Tapi setelah di dalam kamar,
sekitar dua jam kemudian aku yang tertidur, terbangun oleh ketukan di pintu.
Aku lalu bangun, mengucek-ngucek mataku, melihat dari jendela. Tampak Mas Arif
berdiri menunggu. Aku pun cepat-cepat membuka pintu.
“Wah, sedang tidur ya, kalau
gitu nanti saja.” Mas Arif tiba-tiba permisi.
“Eee, nggak kok, Mas, saya sudah
bangun nih.” kataku berusaha mencegah Mas Arif pergi.
“Gangguin tidur kamu nggak?”
“Ndak, ndak kok, masuk aja.”
kataku mempersilahkan.
Setelah kami berdua duduk di
karpet kamarku, “Begini, ini soal lamaran kerja yang kamu bilang itu, tempatnya
di mana sih?” Mas Arif bertanya.
“Ooo, itu di Kaliurang km 7 nomor
14, nama perusahaannya DHL, nggak jauh kok.”
“Syaratnya gimana?”
“Saya kurang tau juga tuh, Mas
Arif pergi saja ke sana. Temui teman saya, Toni, katakan Mas butuh pekerjaan,
tahunya dari Budi.”
“Wah, kok rasanya kurang enak
ya, seperti nepotisme saja.” Mas Arif sepertinya keberatan.
“Enggak… Nggak kok,
perusahaannya besar. Mas kesana juga belum tentu diterima. Mas tetap melalui tes dulu.”
kataku meyakinkan Mas Arif.
“Hmm, baiklah, tak coba dulu, jam berapa ya ke sana?”
“Sekitar jam kerja saja baiknya,
jam 07.00 pagi saja.” kataku menyarankan.
Mas Arif hanya mengangguk
tersenyum, lalu permisi seraya tak lupa berterima kasih kepadaku.
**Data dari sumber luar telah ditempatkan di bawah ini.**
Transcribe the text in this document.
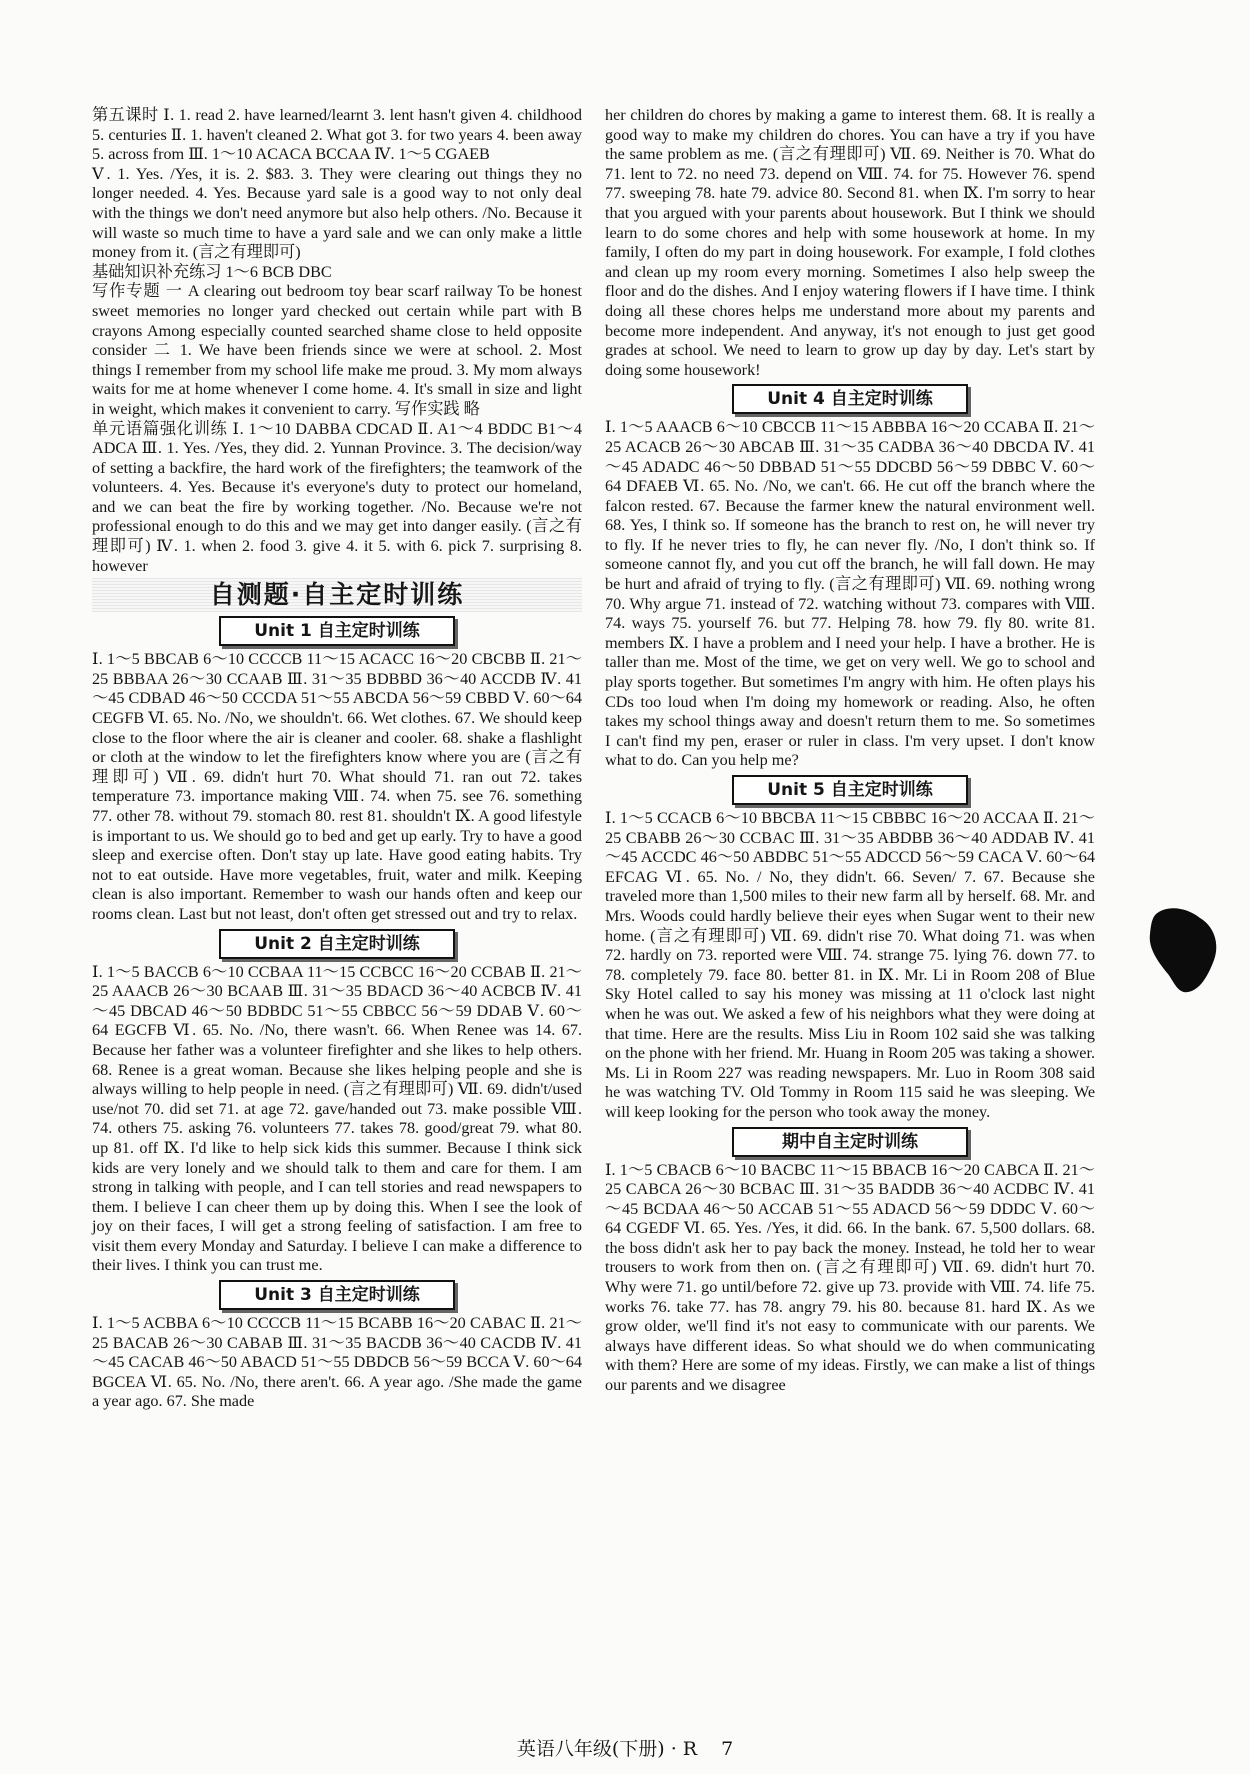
第五课时 Ⅰ. 1. read 2. have learned/learnt 3. lent hasn't given 4. childhood 5. centuries Ⅱ. 1. haven't cleaned 2. What got 3. for two years 4. been away 5. across from Ⅲ. 1～10 ACACA BCCAA Ⅳ. 1～5 CGAEB

Ⅴ. 1. Yes. /Yes, it is. 2. $83. 3. They were clearing out things they no longer needed. 4. Yes. Because yard sale is a good way to not only deal with the things we don't need anymore but also help others. /No. Because it will waste so much time to have a yard sale and we can only make a little money from it. (言之有理即可)

基础知识补充练习 1～6 BCB DBC

写作专题 一 A clearing out bedroom toy bear scarf railway To be honest sweet memories no longer yard checked out certain while part with B crayons Among especially counted searched shame close to held opposite consider 二 1. We have been friends since we were at school. 2. Most things I remember from my school life make me proud. 3. My mom always waits for me at home whenever I come home. 4. It's small in size and light in weight, which makes it convenient to carry. 写作实践 略

单元语篇强化训练 Ⅰ. 1～10 DABBA CDCAD Ⅱ. A1～4 BDDC B1～4 ADCA Ⅲ. 1. Yes. /Yes, they did. 2. Yunnan Province. 3. The decision/way of setting a backfire, the hard work of the firefighters; the teamwork of the volunteers. 4. Yes. Because it's everyone's duty to protect our homeland, and we can beat the fire by working together. /No. Because we're not professional enough to do this and we may get into danger easily. (言之有理即可) Ⅳ. 1. when 2. food 3. give 4. it 5. with 6. pick 7. surprising 8. however

自测题·自主定时训练
Unit 1 自主定时训练

Ⅰ. 1～5 BBCAB 6～10 CCCCB 11～15 ACACC 16～20 CBCBB Ⅱ. 21～25 BBBAA 26～30 CCAAB Ⅲ. 31～35 BDBBD 36～40 ACCDB Ⅳ. 41～45 CDBAD 46～50 CCCDA 51～55 ABCDA 56～59 CBBD Ⅴ. 60～64 CEGFB Ⅵ. 65. No. /No, we shouldn't. 66. Wet clothes. 67. We should keep close to the floor where the air is cleaner and cooler. 68. shake a flashlight or cloth at the window to let the firefighters know where you are (言之有理即可) Ⅶ. 69. didn't hurt 70. What should 71. ran out 72. takes temperature 73. importance making Ⅷ. 74. when 75. see 76. something 77. other 78. without 79. stomach 80. rest 81. shouldn't Ⅸ. A good lifestyle is important to us. We should go to bed and get up early. Try to have a good sleep and exercise often. Don't stay up late. Have good eating habits. Try not to eat outside. Have more vegetables, fruit, water and milk. Keeping clean is also important. Remember to wash our hands often and keep our rooms clean. Last but not least, don't often get stressed out and try to relax.

Unit 2 自主定时训练

Ⅰ. 1～5 BACCB 6～10 CCBAA 11～15 CCBCC 16～20 CCBAB Ⅱ. 21～25 AAACB 26～30 BCAAB Ⅲ. 31～35 BDACD 36～40 ACBCB Ⅳ. 41～45 DBCAD 46～50 BDBDC 51～55 CBBCC 56～59 DDAB Ⅴ. 60～64 EGCFB Ⅵ. 65. No. /No, there wasn't. 66. When Renee was 14. 67. Because her father was a volunteer firefighter and she likes to help others. 68. Renee is a great woman. Because she likes helping people and she is always willing to help people in need. (言之有理即可) Ⅶ. 69. didn't/used use/not 70. did set 71. at age 72. gave/handed out 73. make possible Ⅷ. 74. others 75. asking 76. volunteers 77. takes 78. good/great 79. what 80. up 81. off Ⅸ. I'd like to help sick kids this summer. Because I think sick kids are very lonely and we should talk to them and care for them. I am strong in talking with people, and I can tell stories and read newspapers to them. I believe I can cheer them up by doing this. When I see the look of joy on their faces, I will get a strong feeling of satisfaction. I am free to visit them every Monday and Saturday. I believe I can make a difference to their lives. I think you can trust me.

Unit 3 自主定时训练

Ⅰ. 1～5 ACBBA 6～10 CCCCB 11～15 BCABB 16～20 CABAC Ⅱ. 21～25 BACAB 26～30 CABAB Ⅲ. 31～35 BACDB 36～40 CACDB Ⅳ. 41～45 CACAB 46～50 ABACD 51～55 DBDCB 56～59 BCCA Ⅴ. 60～64 BGCEA Ⅵ. 65. No. /No, there aren't. 66. A year ago. /She made the game a year ago. 67. She made

her children do chores by making a game to interest them. 68. It is really a good way to make my children do chores. You can have a try if you have the same problem as me. (言之有理即可) Ⅶ. 69. Neither is 70. What do 71. lent to 72. no need 73. depend on Ⅷ. 74. for 75. However 76. spend 77. sweeping 78. hate 79. advice 80. Second 81. when Ⅸ. I'm sorry to hear that you argued with your parents about housework. But I think we should learn to do some chores and help with some housework at home. In my family, I often do my part in doing housework. For example, I fold clothes and clean up my room every morning. Sometimes I also help sweep the floor and do the dishes. And I enjoy watering flowers if I have time. I think doing all these chores helps me understand more about my parents and become more independent. And anyway, it's not enough to just get good grades at school. We need to learn to grow up day by day. Let's start by doing some housework!

Unit 4 自主定时训练

Ⅰ. 1～5 AAACB 6～10 CBCCB 11～15 ABBBA 16～20 CCABA Ⅱ. 21～25 ACACB 26～30 ABCAB Ⅲ. 31～35 CADBA 36～40 DBCDA Ⅳ. 41～45 ADADC 46～50 DBBAD 51～55 DDCBD 56～59 DBBC Ⅴ. 60～64 DFAEB Ⅵ. 65. No. /No, we can't. 66. He cut off the branch where the falcon rested. 67. Because the farmer knew the natural environment well. 68. Yes, I think so. If someone has the branch to rest on, he will never try to fly. If he never tries to fly, he can never fly. /No, I don't think so. If someone cannot fly, and you cut off the branch, he will fall down. He may be hurt and afraid of trying to fly. (言之有理即可) Ⅶ. 69. nothing wrong 70. Why argue 71. instead of 72. watching without 73. compares with Ⅷ. 74. ways 75. yourself 76. but 77. Helping 78. how 79. fly 80. write 81. members Ⅸ. I have a problem and I need your help. I have a brother. He is taller than me. Most of the time, we get on very well. We go to school and play sports together. But sometimes I'm angry with him. He often plays his CDs too loud when I'm doing my homework or reading. Also, he often takes my school things away and doesn't return them to me. So sometimes I can't find my pen, eraser or ruler in class. I'm very upset. I don't know what to do. Can you help me?

Unit 5 自主定时训练

Ⅰ. 1～5 CCACB 6～10 BBCBA 11～15 CBBBC 16～20 ACCAA Ⅱ. 21～25 CBABB 26～30 CCBAC Ⅲ. 31～35 ABDBB 36～40 ADDAB Ⅳ. 41～45 ACCDC 46～50 ABDBC 51～55 ADCCD 56～59 CACA Ⅴ. 60～64 EFCAG Ⅵ. 65. No. / No, they didn't. 66. Seven/ 7. 67. Because she traveled more than 1,500 miles to their new farm all by herself. 68. Mr. and Mrs. Woods could hardly believe their eyes when Sugar went to their new home. (言之有理即可) Ⅶ. 69. didn't rise 70. What doing 71. was when 72. hardly on 73. reported were Ⅷ. 74. strange 75. lying 76. down 77. to 78. completely 79. face 80. better 81. in Ⅸ. Mr. Li in Room 208 of Blue Sky Hotel called to say his money was missing at 11 o'clock last night when he was out. We asked a few of his neighbors what they were doing at that time. Here are the results. Miss Liu in Room 102 said she was talking on the phone with her friend. Mr. Huang in Room 205 was taking a shower. Ms. Li in Room 227 was reading newspapers. Mr. Luo in Room 308 said he was watching TV. Old Tommy in Room 115 said he was sleeping. We will keep looking for the person who took away the money.

期中自主定时训练

Ⅰ. 1～5 CBACB 6～10 BACBC 11～15 BBACB 16～20 CABCA Ⅱ. 21～25 CABCA 26～30 BCBAC Ⅲ. 31～35 BADDB 36～40 ACDBC Ⅳ. 41～45 BCDAA 46～50 ACCAB 51～55 ADACD 56～59 DDDC Ⅴ. 60～64 CGEDF Ⅵ. 65. Yes. /Yes, it did. 66. In the bank. 67. 5,500 dollars. 68. the boss didn't ask her to pay back the money. Instead, he told her to wear trousers to work from then on. (言之有理即可) Ⅶ. 69. didn't hurt 70. Why were 71. go until/before 72. give up 73. provide with Ⅷ. 74. life 75. works 76. take 77. has 78. angry 79. his 80. because 81. hard Ⅸ. As we grow older, we'll find it's not easy to communicate with our parents. We always have different ideas. So what should we do when communicating with them? Here are some of my ideas. Firstly, we can make a list of things our parents and we disagree

英语八年级(下册) · R 7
Aku hanya
tersenyum, berarti selangkah lagi keinginanku tercapai.
***
Hari ini selasa, sesuai prediksiku, Mas Arif pagi-pagi sudah berangkat,
dan sekitar jam 11.00 siang baru pulang.
Aku menuju ke kamarnya, lalu mengetuk pintu, “Assalamu’alaikum,” aku memberi
salam.
“Wa’alaikumussalam,” terdengar jawaban Mas Arif dari dalam kamarnya.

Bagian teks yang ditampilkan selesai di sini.